Thus far, I have 27 blogs on one word: HOPE. I try to stick to an unspoken rule of writing between 800 and 1000 words for each blog (this is the guideline that is set for most op-ed newspaper columnists). That makes approximately 27,000 written words on one topic.
Oh, it's taken various turns, but each step of the way, hope has been the banner under which each written word hovers.
You'd think that by now, more than half-way through 2018, I would have mastered this topic. You'd think that all the note-taking, researching, summarizing, praying, sermon-gathering-and-listening I've done would have made me somewhat of an expert on dispensing hope to myself and others.
This was my goal back on January 1: to become a hope dispenser...a light-giver in a dark-world.
Then, there was this conversation with a friend…
Life has been a series of hardships.
One after another.
No let ups.
No opportunities to take a long deep breath.
No resting.
One difficulty has spiraled straight into another one.
My friend had questions.
I had words of response; but, in my mind, they fell short.
Words often do.
So, I listened more and talked less.
It seemed like all I had to offer were cliches, slogans, and Christianese-language, instead of life-giving, hope-dispensing HELP.
Hope, without practical help, is just "vanity...a chasing after the wind," according to King Solomon.

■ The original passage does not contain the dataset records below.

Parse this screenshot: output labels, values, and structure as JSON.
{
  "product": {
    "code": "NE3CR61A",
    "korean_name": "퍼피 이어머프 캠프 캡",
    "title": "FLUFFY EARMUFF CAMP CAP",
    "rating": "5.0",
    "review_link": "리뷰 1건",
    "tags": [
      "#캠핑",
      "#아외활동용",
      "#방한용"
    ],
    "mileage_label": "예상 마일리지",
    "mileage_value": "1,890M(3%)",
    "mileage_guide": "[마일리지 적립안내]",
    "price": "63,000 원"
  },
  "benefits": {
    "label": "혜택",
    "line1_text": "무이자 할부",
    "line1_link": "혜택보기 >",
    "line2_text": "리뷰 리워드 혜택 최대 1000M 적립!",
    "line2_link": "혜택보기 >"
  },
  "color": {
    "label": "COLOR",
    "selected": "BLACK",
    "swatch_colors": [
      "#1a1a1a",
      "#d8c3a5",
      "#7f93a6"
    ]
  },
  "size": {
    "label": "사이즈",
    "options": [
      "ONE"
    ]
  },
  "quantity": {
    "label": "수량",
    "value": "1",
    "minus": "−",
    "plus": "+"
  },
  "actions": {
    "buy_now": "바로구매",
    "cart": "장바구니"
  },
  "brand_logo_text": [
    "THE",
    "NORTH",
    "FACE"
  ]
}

Oh, I could have talked about how to fill the hope bank; I could have waxed fairly eloquent about God's good promises and His faithfulness; I could have conjured up truths about finding one's way out of the darkness and the resulting bitterness...but, those wouldn’t have solved the current struggle, and the desperation that comes with TIRED...
Obviously, there is still more to learn about hope-dispensing…
I began to question: Aren’t there biblical examples of men, or women, who found HOPE when there seemed to be nothing left? Is there not a model to follow when God’s good promises seem to be falling flat, and frankly, He does not seem to be holding up His end of the bargain? Where do we turn when God seems silent? When He seems particularly absent?
But, of course, there is a biblical account of an absent, silent God! It’s found in a book that bears the name of a woman, a queen, in fact, named Esther. It’s the story of a God whose name doesn’t even appear in the book.
Esther had her share of problems. She may have had the title “Queen” attached to her name, but in reality it meant nothing. Even queens had no rights in those days of Middle-Eastern culture, certainly not in the world of the Medes and Persians. Esther was simply the King’s possession - charged with doing his bidding, to be available as he called…or face exile (there was one other queen before Esther, named Vashti…)
This is what we know about Esther - She was:
* Taken captive as a young girl.
* Orphaned and raised by a cousin, just a bit older, named Mordecai.
* Forced to live, learn and befriend in an unfamiliar world with unfamiliar language & customs
* Raised among a people who held strongly to anti-semitic views.
* Taught that in order to survive, she had to be a secret-service-Jew, and hide her heritage.
* Strongly encouraged to change her name to a more Persian-sounding-name…
* Stripped of her dreams…most likely, as any young woman, Esther longed to marry, to have a family, to gain back all she had lost. All those dreams died, when she was “chosen” to enter a beauty pageant, ultimately crowning her Queen.
Enter, Haman, a man of greed, consumed with power. When Mordecai refused to bow to Haman, an age-old grudge was re-fueled, and all Haman saw was “pay back.” He orchestrated an unbreakable law that all Jews would be annihilated in a mass-killing on one particular day: all Israelites (!) from an empire that stretched from India, all the way across Asia, down through the fertile crescent to the Mediterranean (including parts of Europe, all of Asia Minor, to Egypt, and Ethiopia) - some have estimated as many as 15 million Jews…not excluding Esther.
Now, the hope of millions, rested in the hands of one powerless, young woman.
* Where was God?
* What about His promises to a chosen people?
* What more could one girl handle?
* Where does one find hope, when it seems all the light has gone out?
Esther holds a key to lessons I've unknowingly missed on HOPE.
It’s a valuable lesson…a thread to cling to when God seems particularly silent, unheeding, and withdrawn.
I plan to dig into Esther’s life for a few weeks to discover the mystery, and the answers, she wants us to find; and, I hope you’ll come along.